A meeting got cancelled and I came home early, hoping to surprise her, but it was me who got the surprise. I walked into what I can only describe as a scene from a porno film. They were both wearing these studded dog collar things and hers was attached to a lead.’

  Jemma gasped. ‘You’re kidding!’

  ‘I wish I was. It gets worse. He was wearing this mask thing with dog ears on it and she was wearing some sort of muzzle. And nothing else. She was on all fours, yelping like a puppy, and he was thrusting into her from behind, barking.’ I shuddered as I said it.

  ‘No!’

  ‘Yep. I’ll just make it clear that I never did anything like that with her. I’ve no idea if it was some kinky little fantasy of hers that she thankfully never shared with me, or whether it was his thing and she was happy to go along with it. Either way, that was some serious messed up shit.’

  ‘I assume that was the end for you both?’ Jemma said.

  ‘Definitely. She moved out that night.’

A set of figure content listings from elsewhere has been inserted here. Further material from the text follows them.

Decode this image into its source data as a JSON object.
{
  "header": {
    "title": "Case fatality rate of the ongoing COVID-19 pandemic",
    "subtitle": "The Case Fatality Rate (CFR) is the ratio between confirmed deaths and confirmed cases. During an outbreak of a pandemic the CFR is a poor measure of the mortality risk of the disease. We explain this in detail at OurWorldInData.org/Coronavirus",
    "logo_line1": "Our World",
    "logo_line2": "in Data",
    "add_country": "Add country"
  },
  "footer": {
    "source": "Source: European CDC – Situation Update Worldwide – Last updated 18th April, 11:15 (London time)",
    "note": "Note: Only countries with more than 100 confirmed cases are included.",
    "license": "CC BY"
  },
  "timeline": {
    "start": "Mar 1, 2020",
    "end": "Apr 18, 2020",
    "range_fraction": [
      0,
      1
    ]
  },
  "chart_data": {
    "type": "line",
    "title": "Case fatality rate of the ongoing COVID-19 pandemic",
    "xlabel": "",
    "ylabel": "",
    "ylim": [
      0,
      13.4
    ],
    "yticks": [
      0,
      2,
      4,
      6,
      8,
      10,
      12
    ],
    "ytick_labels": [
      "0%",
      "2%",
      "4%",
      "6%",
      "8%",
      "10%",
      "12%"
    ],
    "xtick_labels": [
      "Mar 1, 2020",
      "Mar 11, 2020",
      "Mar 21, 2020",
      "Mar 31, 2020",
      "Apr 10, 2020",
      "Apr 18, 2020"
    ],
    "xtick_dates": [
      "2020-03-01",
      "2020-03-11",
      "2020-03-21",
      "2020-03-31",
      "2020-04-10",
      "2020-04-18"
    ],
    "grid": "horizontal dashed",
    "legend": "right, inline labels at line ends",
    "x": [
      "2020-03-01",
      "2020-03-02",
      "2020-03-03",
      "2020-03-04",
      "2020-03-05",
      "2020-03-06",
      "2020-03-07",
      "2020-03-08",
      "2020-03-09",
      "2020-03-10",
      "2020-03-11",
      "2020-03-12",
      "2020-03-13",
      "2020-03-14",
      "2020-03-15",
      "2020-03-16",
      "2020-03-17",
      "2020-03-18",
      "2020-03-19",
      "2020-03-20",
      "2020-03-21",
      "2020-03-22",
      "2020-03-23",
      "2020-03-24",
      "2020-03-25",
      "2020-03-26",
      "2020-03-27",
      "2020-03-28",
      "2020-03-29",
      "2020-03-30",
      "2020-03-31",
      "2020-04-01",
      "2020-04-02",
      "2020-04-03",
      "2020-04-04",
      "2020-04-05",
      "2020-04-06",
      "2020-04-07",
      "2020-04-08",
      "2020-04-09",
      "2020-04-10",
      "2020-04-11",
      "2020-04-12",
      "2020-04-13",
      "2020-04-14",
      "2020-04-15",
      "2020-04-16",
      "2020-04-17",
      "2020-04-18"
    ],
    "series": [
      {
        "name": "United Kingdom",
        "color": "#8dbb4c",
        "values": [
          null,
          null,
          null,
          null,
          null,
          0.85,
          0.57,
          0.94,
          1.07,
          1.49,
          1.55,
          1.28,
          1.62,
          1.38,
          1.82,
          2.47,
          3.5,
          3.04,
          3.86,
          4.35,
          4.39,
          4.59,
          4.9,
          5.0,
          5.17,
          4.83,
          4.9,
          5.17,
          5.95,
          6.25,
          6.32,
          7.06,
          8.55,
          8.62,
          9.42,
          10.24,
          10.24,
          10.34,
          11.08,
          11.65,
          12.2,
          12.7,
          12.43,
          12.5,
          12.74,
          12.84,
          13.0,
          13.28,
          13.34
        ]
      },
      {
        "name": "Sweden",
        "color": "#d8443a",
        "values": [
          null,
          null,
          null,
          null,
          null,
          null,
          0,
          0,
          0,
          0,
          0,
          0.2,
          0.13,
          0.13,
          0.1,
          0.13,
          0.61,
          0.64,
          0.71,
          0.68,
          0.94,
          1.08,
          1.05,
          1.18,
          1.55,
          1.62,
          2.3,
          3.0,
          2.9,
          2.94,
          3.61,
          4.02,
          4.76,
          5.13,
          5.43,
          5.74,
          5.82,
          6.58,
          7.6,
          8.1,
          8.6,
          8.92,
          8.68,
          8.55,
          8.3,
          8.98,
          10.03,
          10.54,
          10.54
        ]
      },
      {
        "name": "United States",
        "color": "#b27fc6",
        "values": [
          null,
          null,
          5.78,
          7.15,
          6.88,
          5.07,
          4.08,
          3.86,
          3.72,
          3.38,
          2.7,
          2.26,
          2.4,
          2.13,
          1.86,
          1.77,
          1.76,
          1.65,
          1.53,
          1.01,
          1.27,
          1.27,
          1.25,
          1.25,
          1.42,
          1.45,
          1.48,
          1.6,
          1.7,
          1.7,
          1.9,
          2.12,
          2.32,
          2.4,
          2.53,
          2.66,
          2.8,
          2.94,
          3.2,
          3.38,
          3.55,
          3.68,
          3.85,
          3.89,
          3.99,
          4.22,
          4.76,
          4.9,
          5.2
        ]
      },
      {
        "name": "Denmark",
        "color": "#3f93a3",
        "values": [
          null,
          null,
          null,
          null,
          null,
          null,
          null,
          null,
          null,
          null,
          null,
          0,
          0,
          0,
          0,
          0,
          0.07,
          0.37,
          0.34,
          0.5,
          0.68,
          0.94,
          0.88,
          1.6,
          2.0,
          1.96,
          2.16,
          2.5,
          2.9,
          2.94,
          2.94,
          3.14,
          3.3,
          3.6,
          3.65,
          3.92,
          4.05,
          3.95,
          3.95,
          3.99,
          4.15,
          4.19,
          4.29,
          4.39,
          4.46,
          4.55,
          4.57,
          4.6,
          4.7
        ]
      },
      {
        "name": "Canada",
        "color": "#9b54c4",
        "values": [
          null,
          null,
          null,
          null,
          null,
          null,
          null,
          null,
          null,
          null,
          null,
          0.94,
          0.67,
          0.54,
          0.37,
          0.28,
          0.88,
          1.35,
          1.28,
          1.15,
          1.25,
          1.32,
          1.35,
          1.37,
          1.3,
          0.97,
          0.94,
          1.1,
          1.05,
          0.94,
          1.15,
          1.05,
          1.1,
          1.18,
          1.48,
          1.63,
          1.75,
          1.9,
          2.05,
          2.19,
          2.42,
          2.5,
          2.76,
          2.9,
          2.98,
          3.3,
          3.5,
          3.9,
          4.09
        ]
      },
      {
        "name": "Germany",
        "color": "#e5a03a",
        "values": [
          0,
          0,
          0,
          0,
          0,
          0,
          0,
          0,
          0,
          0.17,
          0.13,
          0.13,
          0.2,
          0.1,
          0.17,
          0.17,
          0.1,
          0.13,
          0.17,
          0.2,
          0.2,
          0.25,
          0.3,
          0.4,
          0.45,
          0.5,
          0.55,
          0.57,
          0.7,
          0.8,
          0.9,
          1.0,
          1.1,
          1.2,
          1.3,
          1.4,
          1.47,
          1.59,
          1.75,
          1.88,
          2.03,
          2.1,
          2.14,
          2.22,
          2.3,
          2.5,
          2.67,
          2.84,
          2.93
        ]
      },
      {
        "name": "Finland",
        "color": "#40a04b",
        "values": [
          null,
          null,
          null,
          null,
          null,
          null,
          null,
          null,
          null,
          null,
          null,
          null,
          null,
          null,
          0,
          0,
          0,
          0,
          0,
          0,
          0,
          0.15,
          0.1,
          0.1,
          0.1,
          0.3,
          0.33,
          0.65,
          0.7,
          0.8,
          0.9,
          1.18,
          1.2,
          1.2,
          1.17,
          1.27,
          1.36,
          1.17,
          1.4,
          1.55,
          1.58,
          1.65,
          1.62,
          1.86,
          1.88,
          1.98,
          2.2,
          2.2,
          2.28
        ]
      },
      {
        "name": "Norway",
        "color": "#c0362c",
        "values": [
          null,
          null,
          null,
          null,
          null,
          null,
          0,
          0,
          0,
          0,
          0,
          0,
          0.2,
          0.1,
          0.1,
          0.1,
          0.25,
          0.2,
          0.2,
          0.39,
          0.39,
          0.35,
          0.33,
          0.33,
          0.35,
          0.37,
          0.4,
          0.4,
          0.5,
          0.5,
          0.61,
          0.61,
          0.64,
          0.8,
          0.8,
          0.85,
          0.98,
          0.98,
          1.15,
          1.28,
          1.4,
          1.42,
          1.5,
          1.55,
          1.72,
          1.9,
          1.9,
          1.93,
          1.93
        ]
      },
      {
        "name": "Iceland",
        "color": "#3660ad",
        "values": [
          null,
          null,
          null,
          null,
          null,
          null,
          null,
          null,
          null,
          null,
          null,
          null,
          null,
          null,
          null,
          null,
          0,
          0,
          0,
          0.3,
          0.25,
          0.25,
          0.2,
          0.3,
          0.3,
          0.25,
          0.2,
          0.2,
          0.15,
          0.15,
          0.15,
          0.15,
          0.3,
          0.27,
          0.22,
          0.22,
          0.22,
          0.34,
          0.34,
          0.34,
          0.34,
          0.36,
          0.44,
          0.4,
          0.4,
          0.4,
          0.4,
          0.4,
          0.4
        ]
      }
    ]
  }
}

  ‘Wow! Completely different scenario to how I found out about Scott.’

  ‘Both pretty grim, though,’ I said.

  ‘Did you love her?’

  I thought for a moment. ‘Yes. Or at least I’d thought I had until I met Nikki. No, I did. We had a very different relationship to the one I had with Nikki, which is inevitable as they were very different personalities, but I did love her so I was pretty destroyed by what she did.’

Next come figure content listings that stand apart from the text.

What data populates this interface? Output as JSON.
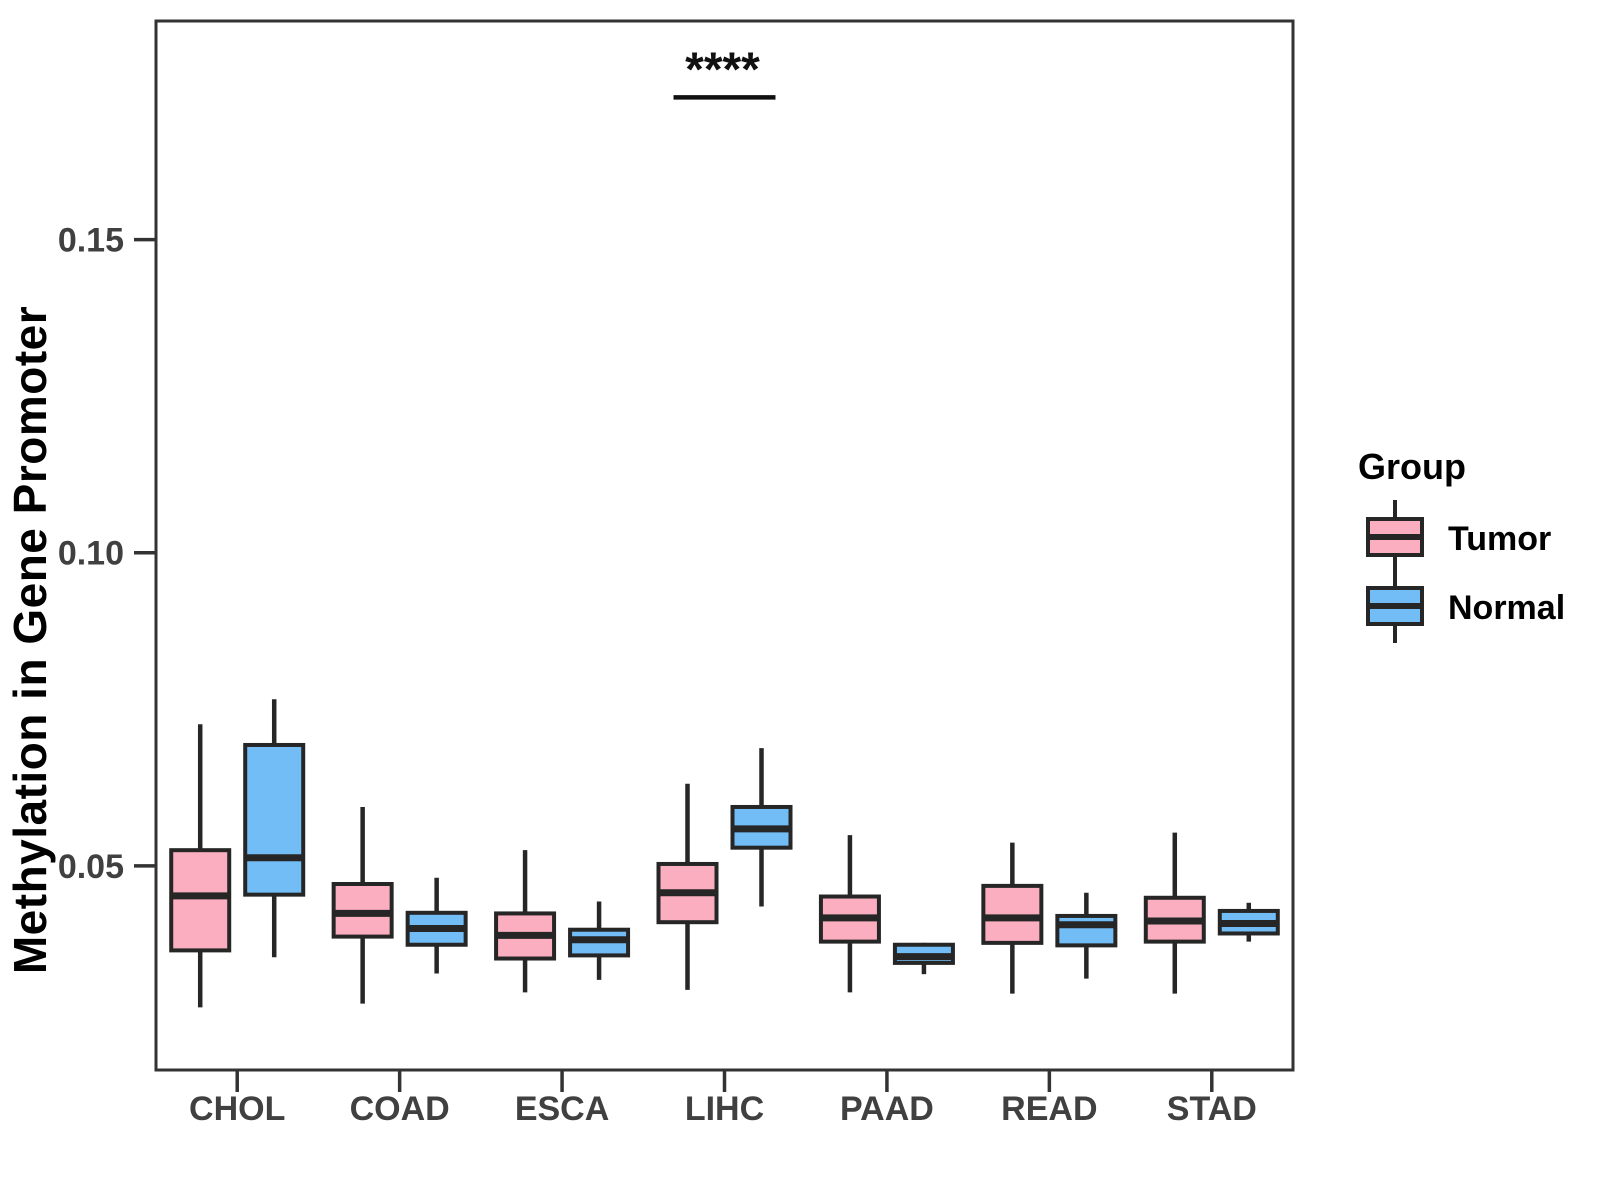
{
  "chart_data": {
    "type": "boxplot",
    "title": "",
    "xlabel": "",
    "ylabel": "Methylation in Gene Promoter",
    "categories": [
      "CHOL",
      "COAD",
      "ESCA",
      "LIHC",
      "PAAD",
      "READ",
      "STAD"
    ],
    "ylim": [
      0.0174,
      0.1849
    ],
    "yticks": [
      {
        "value": 0.05,
        "label": "0.05"
      },
      {
        "value": 0.1,
        "label": "0.10"
      },
      {
        "value": 0.15,
        "label": "0.15"
      }
    ],
    "grid": false,
    "box_stroke": "#262626",
    "legend": {
      "title": "Group",
      "position": "right",
      "entries": [
        {
          "label": "Tumor",
          "color": "#FBAEC0"
        },
        {
          "label": "Normal",
          "color": "#73BDF6"
        }
      ]
    },
    "series": [
      {
        "name": "Tumor",
        "color": "#FBAEC0",
        "boxes": [
          {
            "category": "CHOL",
            "min": 0.0274,
            "q1": 0.0365,
            "median": 0.0452,
            "q3": 0.0525,
            "max": 0.0726
          },
          {
            "category": "COAD",
            "min": 0.028,
            "q1": 0.0387,
            "median": 0.0424,
            "q3": 0.0471,
            "max": 0.0594
          },
          {
            "category": "ESCA",
            "min": 0.0298,
            "q1": 0.0352,
            "median": 0.0389,
            "q3": 0.0424,
            "max": 0.0525
          },
          {
            "category": "LIHC",
            "min": 0.0302,
            "q1": 0.041,
            "median": 0.0457,
            "q3": 0.0503,
            "max": 0.0631
          },
          {
            "category": "PAAD",
            "min": 0.0298,
            "q1": 0.0379,
            "median": 0.0417,
            "q3": 0.0451,
            "max": 0.0549
          },
          {
            "category": "READ",
            "min": 0.0296,
            "q1": 0.0377,
            "median": 0.0417,
            "q3": 0.0468,
            "max": 0.0537
          },
          {
            "category": "STAD",
            "min": 0.0296,
            "q1": 0.0379,
            "median": 0.0412,
            "q3": 0.0449,
            "max": 0.0553
          }
        ]
      },
      {
        "name": "Normal",
        "color": "#73BDF6",
        "boxes": [
          {
            "category": "CHOL",
            "min": 0.0354,
            "q1": 0.0454,
            "median": 0.0513,
            "q3": 0.0693,
            "max": 0.0766
          },
          {
            "category": "COAD",
            "min": 0.0328,
            "q1": 0.0374,
            "median": 0.04,
            "q3": 0.0425,
            "max": 0.0481
          },
          {
            "category": "ESCA",
            "min": 0.0318,
            "q1": 0.0357,
            "median": 0.0382,
            "q3": 0.0398,
            "max": 0.0443
          },
          {
            "category": "LIHC",
            "min": 0.0435,
            "q1": 0.0529,
            "median": 0.0559,
            "q3": 0.0594,
            "max": 0.0688
          },
          {
            "category": "PAAD",
            "min": 0.0327,
            "q1": 0.0345,
            "median": 0.0355,
            "q3": 0.0374,
            "max": 0.0377
          },
          {
            "category": "READ",
            "min": 0.032,
            "q1": 0.0373,
            "median": 0.0406,
            "q3": 0.042,
            "max": 0.0457
          },
          {
            "category": "STAD",
            "min": 0.0379,
            "q1": 0.0392,
            "median": 0.0408,
            "q3": 0.0428,
            "max": 0.0441
          }
        ]
      }
    ],
    "annotation": {
      "label": "****",
      "category": "LIHC",
      "line_y": 0.1727
    }
  }
}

  ‘Would you have taken her back?’

  ‘No. There was no way I could trust her after what I caught her doing and, without trust, there was no future for us. I’d have been questioning every text she sent, every phone call she made, every night out she supposedly had with the girls. I’d have worried about her at work too because plenty of gossip came to light about what she got up to in her breaks. If I’d taken her back, there’d have been jealousy, arguments, name-calling. It would have turned nasty.’ I took a sideways glance at Jemma. She was nodding her head thoughtfully.